Tahap kedua yaitu penetapan kadar kafein sampel teh. Dengan cara sebanyak 2 gram sampel teh diekstraksi dengan 100 mL air panas, disaring filtrat dan dilakukan replikasi 1 kali.  Penggunaan air panas ini bertujuan untuk mempercepat reaksi pemisahan antara kafein dengan daun teh sehingga membantu mendesak  kafein dalam daun teh agar larut dalam air. Selain itu menurut Abraham (2010) menyatakan bahwa, kafein mudah larut dalam air panas dan kloroform. Kemudian disaring dengan menggunakan kertas saring. Penyaringan ini bertujuan untuk memisahkan filtrat kafein dengan endapan (ampas teh). Hasil filtrat kemudian ditampung ke dalam gelas kimia.
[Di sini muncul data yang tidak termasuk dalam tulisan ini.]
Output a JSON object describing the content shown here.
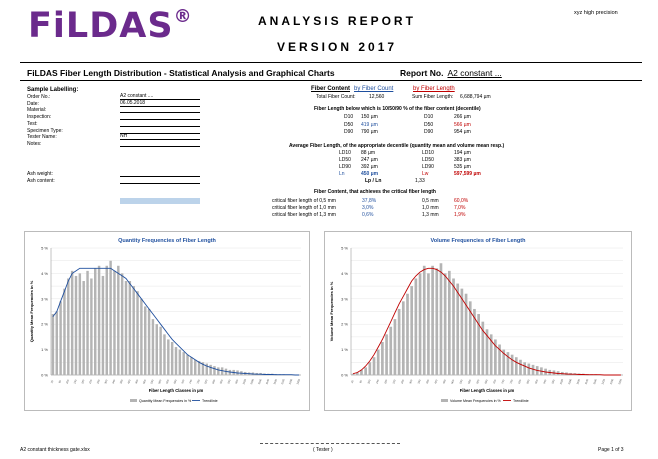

Selanjutnya filtrat tersebut difraksinasi dengan cara dimasukkan ke dalam corong pisah dan ditambahkan 30 mL kloroform, kemudian dikocok selama 10 menit. Penggunaan kloroform ini berfungsi untuk melarutkan kafein dalam filtrat dengan cara mengikat kafein dari larutan agar kafein benar-benar terpisah dari zat-zat lain dalam larutan. Hal ini disebabkan karena kloroform adalah zat non polar yang dapat terikat oleh zat non polar yaitu kafein sendiri. Dan kloroform menjadi solute yang mendistribusikan diri diantara kafein dan zat pelarut teh.  Selanjutnya larutan dalam corong pisah tersebut dikocok selama 10 menit. Pengocokan ini bertujuan agar kloroform dapat terdistribusi dengan cepat dan larutan didalamnya dapat tercampur sempurna. Pada saat pengocokan terbentuk suatu gas, sehingga sesekali kran pada corong pisah tersebut dibuka agar dapat mengeluarkan gas didalamnya, karena jika tidak dikeluarkan dapat memberikan tekanan pada penutup corong tersebut yang menyebabkan tutup terbuka sendirinya.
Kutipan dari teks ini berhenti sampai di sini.